Now even the patient simulators are talking back
By Peter Watt
If you weren’t at ADX14 in Sydney you may not be aware of one of the most eye-popping glimpses into the future of dental education. In fact the future is already here in Australia – and her name is Cindy the Simroid.
Henry Schein Halas together with Morita are the first companies in the Southern Hemisphere to supply Simroid, the world’s first talking, moving robotic patient for dental training. Developed by Nippon Dental University, the world’s largest dental university, and Japanese manufacturing giant Morita Group, Simroid is a remarkably life-like simulated patient, able to react realistically to speech and physical stimuli. The robot interacts with the student just the way a human patient would, speaking and using real human responses like that to the command to “open wide”, and flinching and grunting if the student causes “pain” or accidentally touches her inappropriately. Simroid can blink, move her mouth, neck and left hand, and even has a gag reflex.
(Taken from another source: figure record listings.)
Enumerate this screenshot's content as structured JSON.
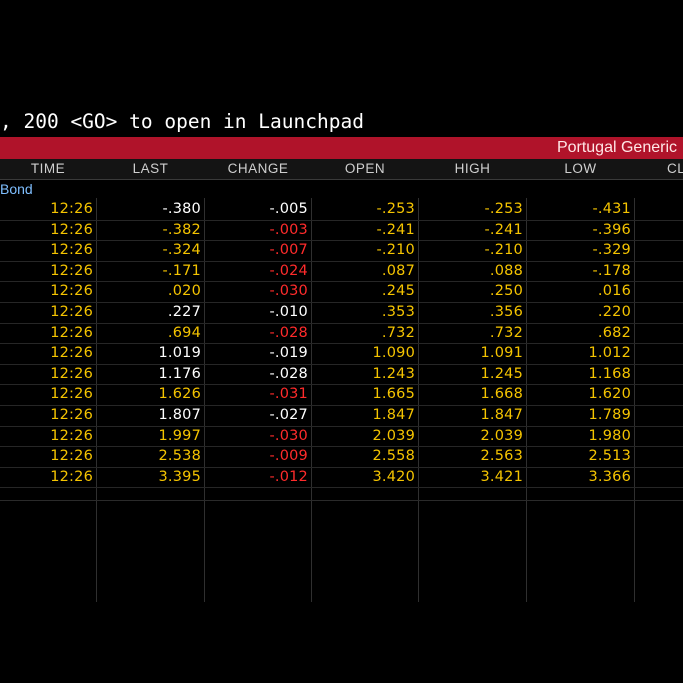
{
  "command_line": ", 200 <GO> to open in Launchpad",
  "title": "Portugal Generic",
  "columns": [
    "TIME",
    "LAST",
    "CHANGE",
    "OPEN",
    "HIGH",
    "LOW",
    "CL"
  ],
  "group_label": "Bond",
  "colors": {
    "background": "#000000",
    "title_bar": "#b0132a",
    "yellow": "#f5c400",
    "red": "#ff2b2b",
    "white": "#ffffff",
    "group_label": "#7fbfff"
  },
  "rows": [
    {
      "time": "12:26",
      "last": "-.380",
      "last_color": "white",
      "change": "-.005",
      "change_color": "white",
      "open": "-.253",
      "high": "-.253",
      "low": "-.431"
    },
    {
      "time": "12:26",
      "last": "-.382",
      "last_color": "yellow",
      "change": "-.003",
      "change_color": "red",
      "open": "-.241",
      "high": "-.241",
      "low": "-.396"
    },
    {
      "time": "12:26",
      "last": "-.324",
      "last_color": "yellow",
      "change": "-.007",
      "change_color": "red",
      "open": "-.210",
      "high": "-.210",
      "low": "-.329"
    },
    {
      "time": "12:26",
      "last": "-.171",
      "last_color": "yellow",
      "change": "-.024",
      "change_color": "red",
      "open": ".087",
      "high": ".088",
      "low": "-.178"
    },
    {
      "time": "12:26",
      "last": ".020",
      "last_color": "yellow",
      "change": "-.030",
      "change_color": "red",
      "open": ".245",
      "high": ".250",
      "low": ".016"
    },
    {
      "time": "12:26",
      "last": ".227",
      "last_color": "white",
      "change": "-.010",
      "change_color": "white",
      "open": ".353",
      "high": ".356",
      "low": ".220"
    },
    {
      "time": "12:26",
      "last": ".694",
      "last_color": "yellow",
      "change": "-.028",
      "change_color": "red",
      "open": ".732",
      "high": ".732",
      "low": ".682"
    },
    {
      "time": "12:26",
      "last": "1.019",
      "last_color": "white",
      "change": "-.019",
      "change_color": "white",
      "open": "1.090",
      "high": "1.091",
      "low": "1.012"
    },
    {
      "time": "12:26",
      "last": "1.176",
      "last_color": "white",
      "change": "-.028",
      "change_color": "white",
      "open": "1.243",
      "high": "1.245",
      "low": "1.168"
    },
    {
      "time": "12:26",
      "last": "1.626",
      "last_color": "yellow",
      "change": "-.031",
      "change_color": "red",
      "open": "1.665",
      "high": "1.668",
      "low": "1.620"
    },
    {
      "time": "12:26",
      "last": "1.807",
      "last_color": "white",
      "change": "-.027",
      "change_color": "white",
      "open": "1.847",
      "high": "1.847",
      "low": "1.789"
    },
    {
      "time": "12:26",
      "last": "1.997",
      "last_color": "yellow",
      "change": "-.030",
      "change_color": "red",
      "open": "2.039",
      "high": "2.039",
      "low": "1.980"
    },
    {
      "time": "12:26",
      "last": "2.538",
      "last_color": "yellow",
      "change": "-.009",
      "change_color": "red",
      "open": "2.558",
      "high": "2.563",
      "low": "2.513"
    },
    {
      "time": "12:26",
      "last": "3.395",
      "last_color": "yellow",
      "change": "-.012",
      "change_color": "red",
      "open": "3.420",
      "high": "3.421",
      "low": "3.366"
    }
  ]
}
The technology is extraordinary but the realism takes it to another level. The elasticity and texture of the robot’s skin, and the detail in the facial and hand features make Simroid uncannily life-like. Morita even promotes the use of make-up on the robot to add even more realism to the doctor/patient scenario. Sensors in and around the mouth can detect and assess the actions of the student, triggering natural patient responses. The developers’ next step is to have sensors in the teeth to accurately replicate sensitivity in this crucial area. Simroid is programmed to speak English or Japanese, and other languages are also in the offing.
Simroid is designed to improve student/patient communication by focusing on chairside manner, based on the student’s awareness of and responses to the physical and emotional sensitivity of the patient. Two cameras record the student diagnosing problems and interacting with the robot. The recordings can be analysed to provide immediate feedback to the student, or be used over time to assess a student’s strengths and weaknesses. Simroid can also be set to simulate different treatment situations and patient types. Henry Schein Halas says Simroid will primarily be offered in Australia to dental schools.